Quick Start: the One-Call API

If you do not need per-stage control, detect_circles runs the entire pipeline in a single call:

#![allow(unused)]
fn main() {
use radsym::{ImageView, FrstConfig, Polarity, detect_circles, DetectCirclesConfig};

let image = ImageView::from_slice(&pixel_data, width, height).unwrap();
let config = DetectCirclesConfig {
    frst: FrstConfig { radii: vec![15, 16, 17, 18, 19, 20], ..FrstConfig::default() },
    polarity: Polarity::Bright,
    radius_hint: 18.0,
    min_score: 0.3,
    ..DetectCirclesConfig::default()
};

let detections = detect_circles(&image, &config).unwrap();
for det in &detections {
    println!("center=({:.1}, {:.1}) r={:.1} score={:.3}",
        det.hypothesis.center.x, det.hypothesis.center.y,
        det.hypothesis.radius, det.score.total);
}
}

detect_circles returns a Vec<Detection<Circle>> sorted by descending support score.
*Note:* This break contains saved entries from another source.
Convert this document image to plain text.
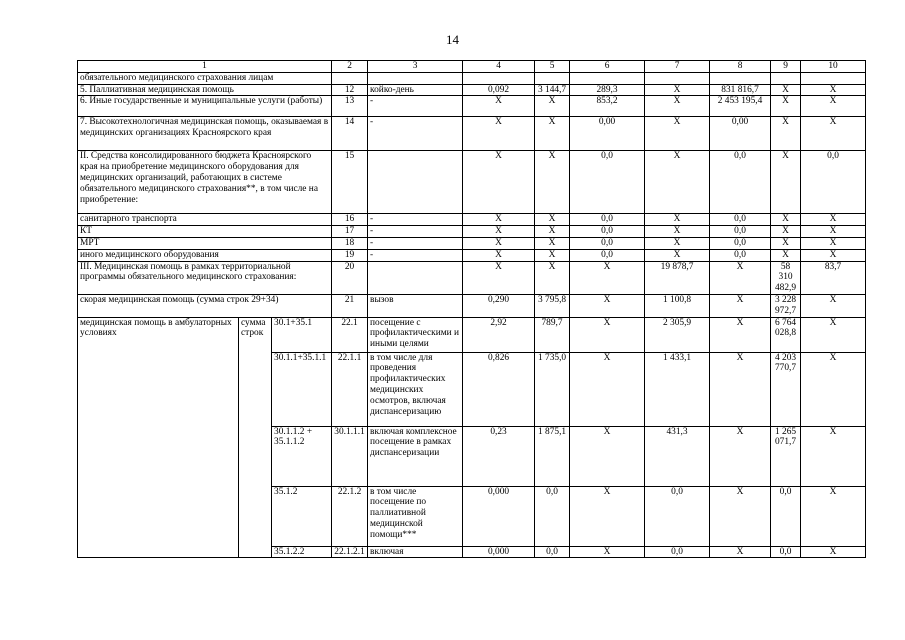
14
1			2	3	4	5	6	7	8	9	10
обязательного медицинского страхования лицам											
5. Паллиативная медицинская помощь			12	койко-день	0,092	3 144,7	289,3	X	831 816,7	X	X
6. Иные государственные и муниципальные услуги (работы)			13	-	X	X	853,2	X	2 453 195,4	X	X
7. Высокотехнологичная медицинская помощь, оказываемая в медицинских организациях Красноярского края			14	-	X	X	0,00	X	0,00	X	X
II. Средства консолидированного бюджета Красноярского края на приобретение медицинского оборудования для медицинских организаций, работающих в системе обязательного медицинского страхования**, в том числе на приобретение:			15		X	X	0,0	X	0,0	X	0,0
санитарного транспорта			16	-	X	X	0,0	X	0,0	X	X
КТ			17	-	X	X	0,0	X	0,0	X	X
МРТ			18	-	X	X	0,0	X	0,0	X	X
иного медицинского оборудования			19	-	X	X	0,0	X	0,0	X	X
III. Медицинская помощь в рамках территориальной программы обязательного медицинского страхования:			20		X	X	X	19 878,7	X	58 310 482,9	83,7
скорая медицинская помощь (сумма строк 29+34)			21	вызов	0,290	3 795,8	X	1 100,8	X	3 228 972,7	X
медицинская помощь в амбулаторных условиях	сумма строк	30.1+35.1	22.1	посещение с профилактическими и иными целями	2,92	789,7	X	2 305,9	X	6 764 028,8	X
		30.1.1+35.1.1	22.1.1	в том числе для проведения профилактических медицинских осмотров, включая диспансеризацию	0,826	1 735,0	X	1 433,1	X	4 203 770,7	X
		30.1.1.2 + 35.1.1.2	30.1.1.1	включая комплексное посещение в рамках диспансеризации	0,23	1 875,1	X	431,3	X	1 265 071,7	X
		35.1.2	22.1.2	в том числе посещение по паллиативной медицинской помощи***	0,000	0,0	X	0,0	X	0,0	X
		35.1.2.2	22.1.2.1	включая	0,000	0,0	X	0,0	X	0,0	X
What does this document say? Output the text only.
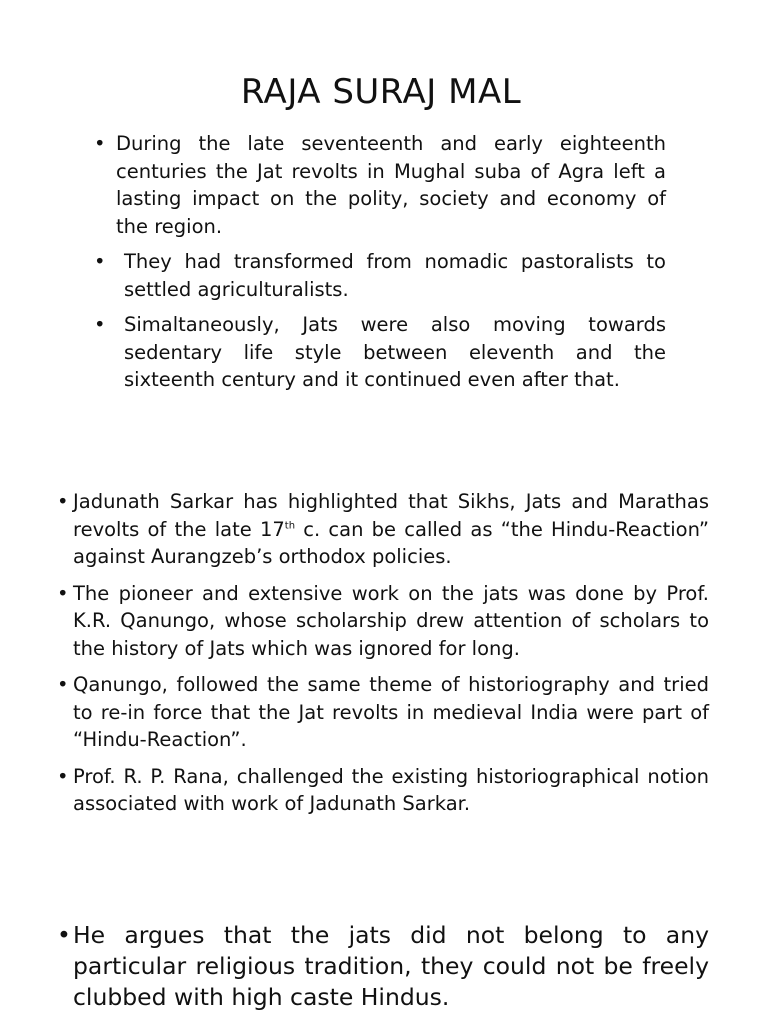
RAJA SURAJ MAL
• During the late seventeenth and early eighteenth centuries the Jat revolts in Mughal suba of Agra left a lasting impact on the polity, society and economy of the region.
• They had transformed from nomadic pastoralists to settled agriculturalists.
• Simaltaneously, Jats were also moving towards sedentary life style between eleventh and the sixteenth century and it continued even after that.
• Jadunath Sarkar has highlighted that Sikhs, Jats and Marathas revolts of the late 17th c. can be called as “the Hindu-Reaction” against Aurangzeb’s orthodox policies.
• The pioneer and extensive work on the jats was done by Prof. K.R. Qanungo, whose scholarship drew attention of scholars to the history of Jats which was ignored for long.
• Qanungo, followed the same theme of historiography and tried to re-in force that the Jat revolts in medieval India were part of “Hindu-Reaction”.
• Prof. R. P. Rana, challenged the existing historiographical notion associated with work of Jadunath Sarkar.
• He argues that the jats did not belong to any particular religious tradition, they could not be freely clubbed with high caste Hindus.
Each Detection carries the refined Circle, a SupportScore, and a RefinementStatus indicating convergence.

Coordinate Convention

radsym uses (x = column, y = row) everywhere. $x$ increases rightward, $y$ increases downward — consistent with nalgebra::Point2<f32>, which is type-aliased as PixelCoord. All public API functions expect and return coordinates in this convention.